Der türkische Staat verändert aktiv die demografische Struktur in Nordsyrien. Dabei setzt er auf Vertreibungs- und Siedlungspolitik. Perspektivisch will die Türkei einen bis weit in den Süden reichenden Streifen Syriens besetzen und annektieren. In der Türkei findet seit geraumer Zeit eine hetzerische Debatte über die aus Syrien geflüchteten Menschen statt. Staatschef Erdogan hat angekündigt, eine Million Flüchtlinge zurück nach Syrien zu schicken. Diese Menschen sollen in der türkischen Besatzungszone im Norden des Landes angesiedelt werden.
Mihemed Şahin ist Ko-Vorsitzender des Exekutivrats der Autonomieverwaltung in der Euphrat-Region und hat sich im ANF-Interview zu dem Thema geäußert. Seiner Meinung nach hat Erdogan mit seiner Erklärung über die Rückkehr von einer Million Flüchtlingen lediglich offiziell gemacht, was ohnehin geschieht: Die Türkei annektiert Gebiete in Syrien.
Der türkische Staat greift Nordostsyrien immer massiver an. Im Oktober 2019 wurden zwei Waffenstillstandsabkommen getroffen. Was ist seitdem geschehen?

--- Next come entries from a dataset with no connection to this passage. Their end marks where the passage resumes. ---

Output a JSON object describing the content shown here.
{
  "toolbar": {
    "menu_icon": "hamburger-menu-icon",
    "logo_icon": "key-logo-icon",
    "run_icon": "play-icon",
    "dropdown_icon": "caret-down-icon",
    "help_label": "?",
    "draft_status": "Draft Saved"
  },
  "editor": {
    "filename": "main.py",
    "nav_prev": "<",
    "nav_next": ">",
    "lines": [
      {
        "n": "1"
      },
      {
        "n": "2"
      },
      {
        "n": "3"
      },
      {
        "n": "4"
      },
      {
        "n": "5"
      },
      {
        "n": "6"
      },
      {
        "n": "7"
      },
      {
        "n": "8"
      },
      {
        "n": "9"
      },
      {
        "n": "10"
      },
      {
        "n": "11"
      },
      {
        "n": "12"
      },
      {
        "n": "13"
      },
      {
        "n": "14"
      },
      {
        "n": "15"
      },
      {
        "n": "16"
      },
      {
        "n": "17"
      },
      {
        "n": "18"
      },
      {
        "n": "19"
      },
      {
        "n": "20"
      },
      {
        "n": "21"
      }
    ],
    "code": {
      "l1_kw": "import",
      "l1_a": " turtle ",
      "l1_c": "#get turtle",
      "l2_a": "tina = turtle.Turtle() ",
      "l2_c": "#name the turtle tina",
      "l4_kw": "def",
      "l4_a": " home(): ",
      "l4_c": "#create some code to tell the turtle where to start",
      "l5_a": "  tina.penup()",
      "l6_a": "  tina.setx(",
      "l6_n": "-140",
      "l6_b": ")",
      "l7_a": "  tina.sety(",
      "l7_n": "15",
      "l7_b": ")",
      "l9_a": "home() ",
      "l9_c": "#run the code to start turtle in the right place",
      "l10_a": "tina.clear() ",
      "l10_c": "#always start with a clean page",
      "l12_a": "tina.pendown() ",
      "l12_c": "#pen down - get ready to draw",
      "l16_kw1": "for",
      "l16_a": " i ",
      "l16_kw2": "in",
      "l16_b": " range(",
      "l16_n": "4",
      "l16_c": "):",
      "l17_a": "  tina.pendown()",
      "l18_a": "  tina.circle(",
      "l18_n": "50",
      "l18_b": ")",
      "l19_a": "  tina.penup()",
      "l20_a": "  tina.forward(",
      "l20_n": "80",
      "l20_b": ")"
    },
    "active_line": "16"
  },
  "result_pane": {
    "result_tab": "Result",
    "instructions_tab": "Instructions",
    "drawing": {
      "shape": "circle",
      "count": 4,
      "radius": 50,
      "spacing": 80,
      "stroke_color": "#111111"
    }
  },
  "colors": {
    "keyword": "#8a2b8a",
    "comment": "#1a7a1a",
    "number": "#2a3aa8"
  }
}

Der türkische Staat hat mit seinen Partnern Besatzungsoperationen in Efrîn, Serêkaniyê und Girê Spî durchgeführt. Die Waffenstillstandsabkommen wurden zwischen der Türkei und Russland sowie zwischen der Türkei und den USA geschlossen. Die türkischen Angriffe auf die Region haben jedoch nie aufgehört. Der türkische Staat und seine Söldner greifen täglich an. Bekanntlich haben sich die Demokratischen Kräfte Syriens (QSD) dreißig Kilometer zurückgezogen, um das angebliche Argument der Türkei hinsichtlich ihrer Grenzsicherheit zu entkräften. In diesem dreißig Kilometer tiefen Streifen befinden sich keine militärischen Kräfte mehr und es finden auch keine militärischen Aktivitäten statt. Trotzdem werden die Angriffe auf unsere Gebiete kontinuierlich fortgesetzt.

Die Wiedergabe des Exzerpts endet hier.